La Doctrina del Tribunal
La STC 125/2022 consolida la doctrina según la cual la existencia de problemas estructurales en la Administración de Justicia no excluye la vulneración del derecho a un proceso sin dilaciones indebidas. El Tribunal Constitucional rechazó que la sobrecarga crónica de los juzgados de lo social justificara una espera de más de tres años para la celebración del juicio. La dimensión temporal se integra en el contenido del artículo 24 de la Constitución: no es un mero indicador de calidad del servicio público, sino un elemento esencial de la tutela judicial efectiva.
La base jurídica se apoya en el apartado 2 del artículo 24 de la Constitución, que reconoce el derecho a un proceso sin dilaciones indebidas, en el artículo 6.1 del Convenio Europeo de Derechos Humanos, que exige una decisión en plazo razonable, y en el artículo 47 de la Carta de los Derechos Fundamentales de la Unión Europea. El Tribunal aplicó un método de interpretación constitucional integrador, en línea con la jurisprudencia europea, y descartó que la responsabilidad individualizada de cada ciudadano ante el amparo constitucional sea la única vía de respuesta. La solución, cuando el origen es estructural, debe ser estructural.

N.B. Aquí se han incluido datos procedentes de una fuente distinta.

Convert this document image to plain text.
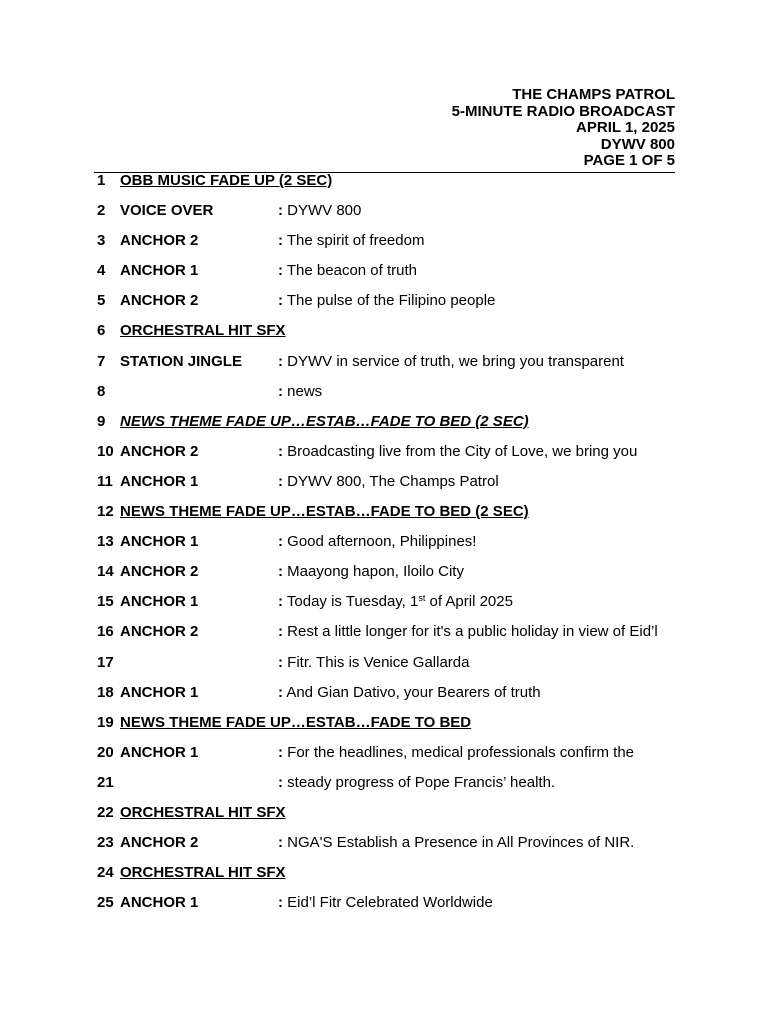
THE CHAMPS PATROL
5-MINUTE RADIO BROADCAST
APRIL 1, 2025
DYWV 800
PAGE 1 OF 5
1 OBB MUSIC FADE UP (2 SEC)
2 VOICE OVER	: DYWV 800
3 ANCHOR 2	: The spirit of freedom
4 ANCHOR 1	: The beacon of truth
5 ANCHOR 2	: The pulse of the Filipino people
6 ORCHESTRAL HIT SFX
7 STATION JINGLE : DYWV in service of truth, we bring you transparent
8	: news
9 NEWS THEME FADE UP…ESTAB…FADE TO BED (2 SEC)
10 ANCHOR 2	: Broadcasting live from the City of Love, we bring you
11 ANCHOR 1	: DYWV 800, The Champs Patrol
12 NEWS THEME FADE UP…ESTAB…FADE TO BED (2 SEC)
13 ANCHOR 1	: Good afternoon, Philippines!
14 ANCHOR 2	: Maayong hapon, Iloilo City
15 ANCHOR 1	: Today is Tuesday, 1st of April 2025
16 ANCHOR 2	: Rest a little longer for it's a public holiday in view of Eid’l
17	: Fitr. This is Venice Gallarda
18 ANCHOR 1	: And Gian Dativo, your Bearers of truth
19 NEWS THEME FADE UP…ESTAB…FADE TO BED
20 ANCHOR 1	: For the headlines, medical professionals confirm the
21	: steady progress of Pope Francis’ health.
22 ORCHESTRAL HIT SFX
23 ANCHOR 2	: NGA'S Establish a Presence in All Provinces of NIR.
24 ORCHESTRAL HIT SFX
25 ANCHOR 1	: Eid’l Fitr Celebrated Worldwide
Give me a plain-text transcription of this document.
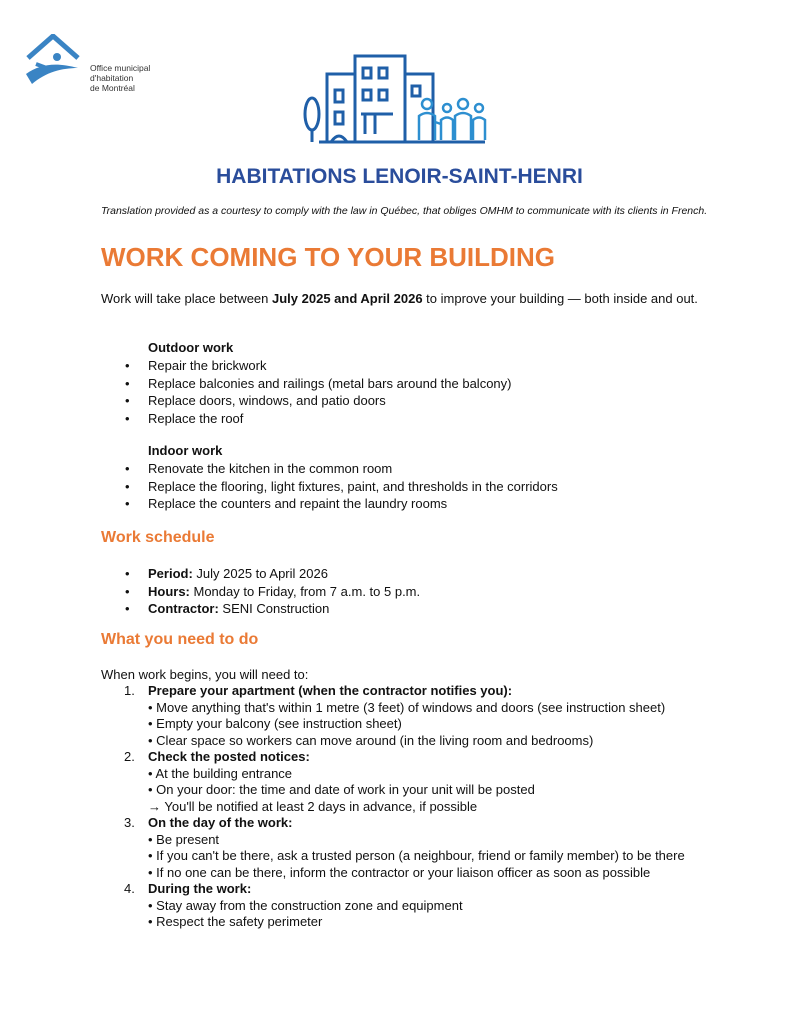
Office municipal
d'habitation
de Montréal
HABITATIONS LENOIR-SAINT-HENRI
Translation provided as a courtesy to comply with the law in Québec, that obliges OMHM to communicate with its clients in French.
WORK COMING TO YOUR BUILDING
Work will take place between July 2025 and April 2026 to improve your building — both inside and out.
Outdoor work
• Repair the brickwork
• Replace balconies and railings (metal bars around the balcony)
• Replace doors, windows, and patio doors
• Replace the roof
Indoor work
• Renovate the kitchen in the common room
• Replace the flooring, light fixtures, paint, and thresholds in the corridors
• Replace the counters and repaint the laundry rooms
Work schedule
• Period: July 2025 to April 2026
• Hours: Monday to Friday, from 7 a.m. to 5 p.m.
• Contractor: SENI Construction
What you need to do
When work begins, you will need to:
1. Prepare your apartment (when the contractor notifies you):
• Move anything that's within 1 metre (3 feet) of windows and doors (see instruction sheet)
• Empty your balcony (see instruction sheet)
• Clear space so workers can move around (in the living room and bedrooms)
2. Check the posted notices:
• At the building entrance
• On your door: the time and date of work in your unit will be posted
→ You'll be notified at least 2 days in advance, if possible
3. On the day of the work:
• Be present
• If you can't be there, ask a trusted person (a neighbour, friend or family member) to be there
• If no one can be there, inform the contractor or your liaison officer as soon as possible
4. During the work:
• Stay away from the construction zone and equipment
• Respect the safety perimeter
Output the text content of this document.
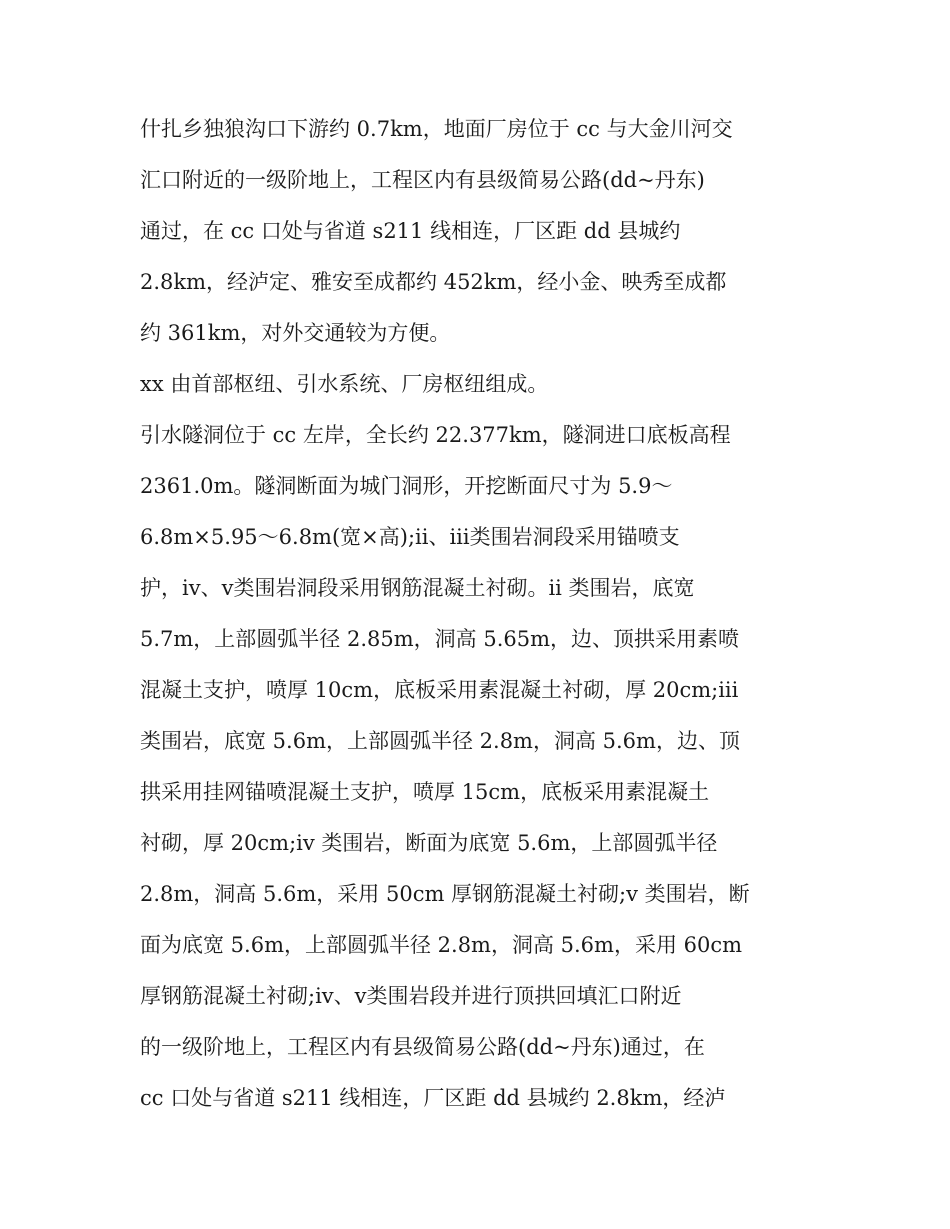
什扎乡独狼沟口下游约 0.7km，地面厂房位于 cc 与大金川河交
汇口附近的一级阶地上，工程区内有县级简易公路(dd~丹东)
通过，在 cc 口处与省道 s211 线相连，厂区距 dd 县城约
2.8km，经泸定、雅安至成都约 452km，经小金、映秀至成都
约 361km，对外交通较为方便。
xx 由首部枢纽、引水系统、厂房枢纽组成。
引水隧洞位于 cc 左岸，全长约 22.377km，隧洞进口底板高程
2361.0m。隧洞断面为城门洞形，开挖断面尺寸为 5.9～
6.8m×5.95～6.8m(宽×高);ii、iii类围岩洞段采用锚喷支
护，iv、ⅴ类围岩洞段采用钢筋混凝土衬砌。ii 类围岩，底宽
5.7m，上部圆弧半径 2.85m，洞高 5.65m，边、顶拱采用素喷
混凝土支护，喷厚 10cm，底板采用素混凝土衬砌，厚 20cm;iii
类围岩，底宽 5.6m，上部圆弧半径 2.8m，洞高 5.6m，边、顶
拱采用挂网锚喷混凝土支护，喷厚 15cm，底板采用素混凝土
衬砌，厚 20cm;iv 类围岩，断面为底宽 5.6m，上部圆弧半径
2.8m，洞高 5.6m，采用 50cm 厚钢筋混凝土衬砌;v 类围岩，断
面为底宽 5.6m，上部圆弧半径 2.8m，洞高 5.6m，采用 60cm
厚钢筋混凝土衬砌;iv、ⅴ类围岩段并进行顶拱回填汇口附近
的一级阶地上，工程区内有县级简易公路(dd~丹东)通过，在
cc 口处与省道 s211 线相连，厂区距 dd 县城约 2.8km，经泸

El impacto jurisprudencial es directo para los miles de asuntos pendientes en la jurisdicción social madrileña. Los abogados que litigan en esta materia disponen de un precedente sólido para invocar la lesión del derecho a un proceso sin dilaciones indebidas cuando la demora derive de la congestión orgánica. La propuesta del ICAM se alinea con esta doctrina al reclamar un plan extraordinario y coordinado, evitando que cada afectado deba recurrir individualmente al Tribunal Constitucional para obtener una declaración de vulneración.
FICHA DEL CASO
- El caso: Presentación por la Junta de Gobierno del ICAM de diez propuestas al Gobierno y a los grupos parlamentarios para atajar las dilaciones judiciales y el deterioro de la jurisdicción social de Madrid, coincidiendo con la apertura del Año Judicial.
- Datos importantes: 78.518 asuntos pendientes en 2025; tasa de congestión de 2,30; cita de la STC 125/2022 como referencia constitucional; artículo 24 de la Constitución, artículo 6.1 del CEDH y artículo 47 de la Carta de la UE.
- Fecha de los juicios: No hay juicio asociado. La propuesta se presenta el 12 de septiembre de 2026, coincidiendo con la apertura del Año Judicial. La STC 125/2022 es de fecha previa, correspondiente al año 2022.
- Personas acusadas y por qué: N/A. No se trata de un proceso penal ni de partes acusadas, sino de una iniciativa institucional del ICAM ante los poderes públicos.